Sie hob ihren Kopf, der bis dahin an seiner Schulter gelegen hatte und sah ihm direkt in die Augen. Er erwiderte ihren Blick voller Mitgefühl und Liebe. Wie von selbst fanden sich ihre Lippen und verschmolzen für einen Augenblick. Doch dann spürte sie, wie er die Zähne zusammenbiss und sie ganz sanft von sich schob. Es hatte sich also nichts seit ihrem letzten Treffen geändert.

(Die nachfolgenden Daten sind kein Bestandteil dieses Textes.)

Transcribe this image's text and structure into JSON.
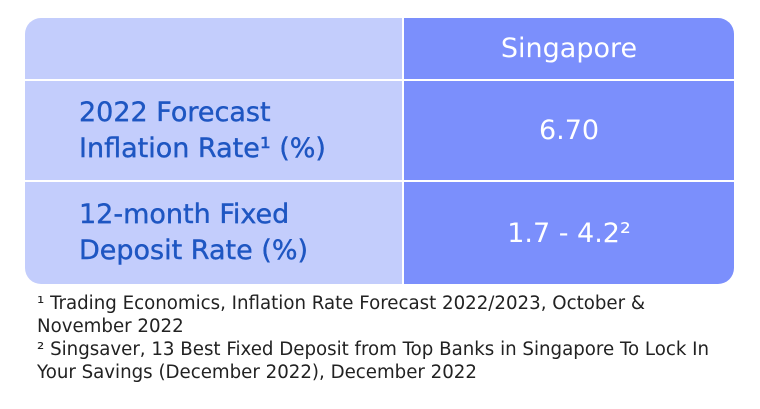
{
  "table": {
    "header": {
      "corner": "",
      "column": "Singapore"
    },
    "rows": [
      {
        "label": "2022 Forecast\nInflation Rate¹ (%)",
        "value": "6.70"
      },
      {
        "label": "12-month Fixed\nDeposit Rate (%)",
        "value": "1.7 - 4.2²"
      }
    ]
  },
  "footnotes": [
    "¹ Trading Economics, Inflation Rate Forecast 2022/2023, October & November 2022",
    "² Singsaver, 13 Best Fixed Deposit from Top Banks in Singapore To Lock In Your Savings (December 2022), December 2022"
  ],
  "colors": {
    "label_bg": "#c3cdfc",
    "value_bg": "#7b8ffc",
    "label_text": "#1e56c2",
    "value_text": "#ffffff"
  }
}
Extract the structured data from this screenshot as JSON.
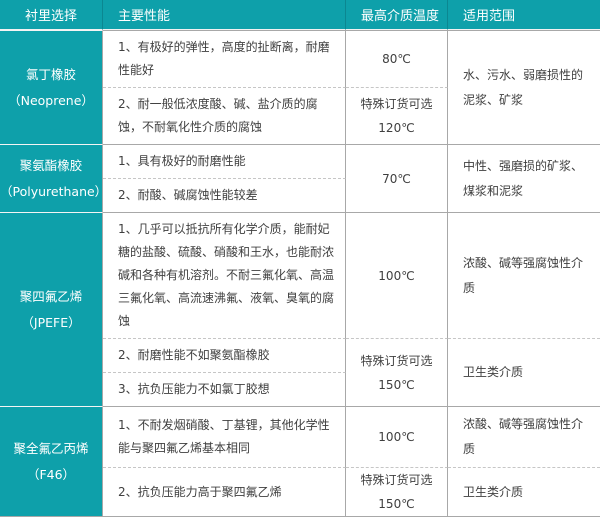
{
  "header": {
    "columns": [
      "衬里选择",
      "主要性能",
      "最高介质温度",
      "适用范围"
    ]
  },
  "rows": [
    {
      "material": {
        "name": "氯丁橡胶",
        "code": "（Neoprene）"
      },
      "performances": [
        "1、有极好的弹性，高度的扯断离，耐磨性能好",
        "2、耐一般低浓度酸、碱、盐介质的腐蚀，不耐氧化性介质的腐蚀"
      ],
      "temperatures": [
        {
          "note": "",
          "value": "80℃"
        },
        {
          "note": "特殊订货可选",
          "value": "120℃"
        }
      ],
      "ranges": [
        "水、污水、弱磨损性的泥浆、矿浆"
      ]
    },
    {
      "material": {
        "name": "聚氨酯橡胶",
        "code": "（Polyurethane）"
      },
      "performances": [
        "1、具有极好的耐磨性能",
        "2、耐酸、碱腐蚀性能较差"
      ],
      "temperatures": [
        {
          "note": "",
          "value": "70℃"
        }
      ],
      "ranges": [
        "中性、强磨损的矿浆、煤浆和泥浆"
      ]
    },
    {
      "material": {
        "name": "聚四氟乙烯",
        "code": "（JPEFE）"
      },
      "performances": [
        "1、几乎可以抵抗所有化学介质，能耐妃糖的盐酸、硫酸、硝酸和王水，也能耐浓碱和各种有机溶剂。不耐三氟化氧、高温三氟化氧、高流速沸氟、液氧、臭氧的腐蚀",
        "2、耐磨性能不如聚氨酯橡胶",
        "3、抗负压能力不如氯丁胶想"
      ],
      "temperatures": [
        {
          "note": "",
          "value": "100℃"
        },
        {
          "note": "特殊订货可选",
          "value": "150℃"
        }
      ],
      "ranges": [
        "浓酸、碱等强腐蚀性介质",
        "卫生类介质"
      ]
    },
    {
      "material": {
        "name": "聚全氟乙丙烯",
        "code": "（F46）"
      },
      "performances": [
        "1、不耐发烟硝酸、丁基锂，其他化学性能与聚四氟乙烯基本相同",
        "2、抗负压能力高于聚四氟乙烯"
      ],
      "temperatures": [
        {
          "note": "",
          "value": "100℃"
        },
        {
          "note": "特殊订货可选",
          "value": "150℃"
        }
      ],
      "ranges": [
        "浓酸、碱等强腐蚀性介质",
        "卫生类介质"
      ]
    }
  ],
  "colors": {
    "header_bg": "#0ea0aa",
    "header_text": "#ffffff",
    "body_text": "#3f3f3f",
    "solid_border": "#a8a8a8",
    "dashed_border": "#c6c6c6"
  }
}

Sie presste die Lippen zusammen und setzte sich auf ihr Bett. "Konnte wirklich niemand diesen Hinterhalt vorausahnen? Wo waren hier die teuren Ratschläge meiner klugen Berater? Varys, der anscheinend über jedes Detail, jede Angewohnheit der wichtigsten Menschen in Westeros Bescheid weiß, der wusste nichts von Eurons Plänen?"

Jon schloss kurz die Augen und schüttelte leicht den Kopf. "Dany, jetzt wirst Du ungerecht. Wenn er in die Köpfe unsere Feinde sehen könnte, dann wäre der Krieg bereits gewonnen."

"So? Ich kenne ihn besser als du. Seit über einem Jahr steht er mir mit seinem klugen Kopf zur Seite und viele seiner Ratschläge haben mir gezeigt, dass er diesen Platz zu Recht einnimmt. Aber weißt du wie er seine Informationen erhält?"

Wieder schüttelte Jon den Kopf, politisches Taktieren und das Ränkeschmieden, wie es an königlichen Höfen üblich war, waren ihm schon immer suspekt gewesen.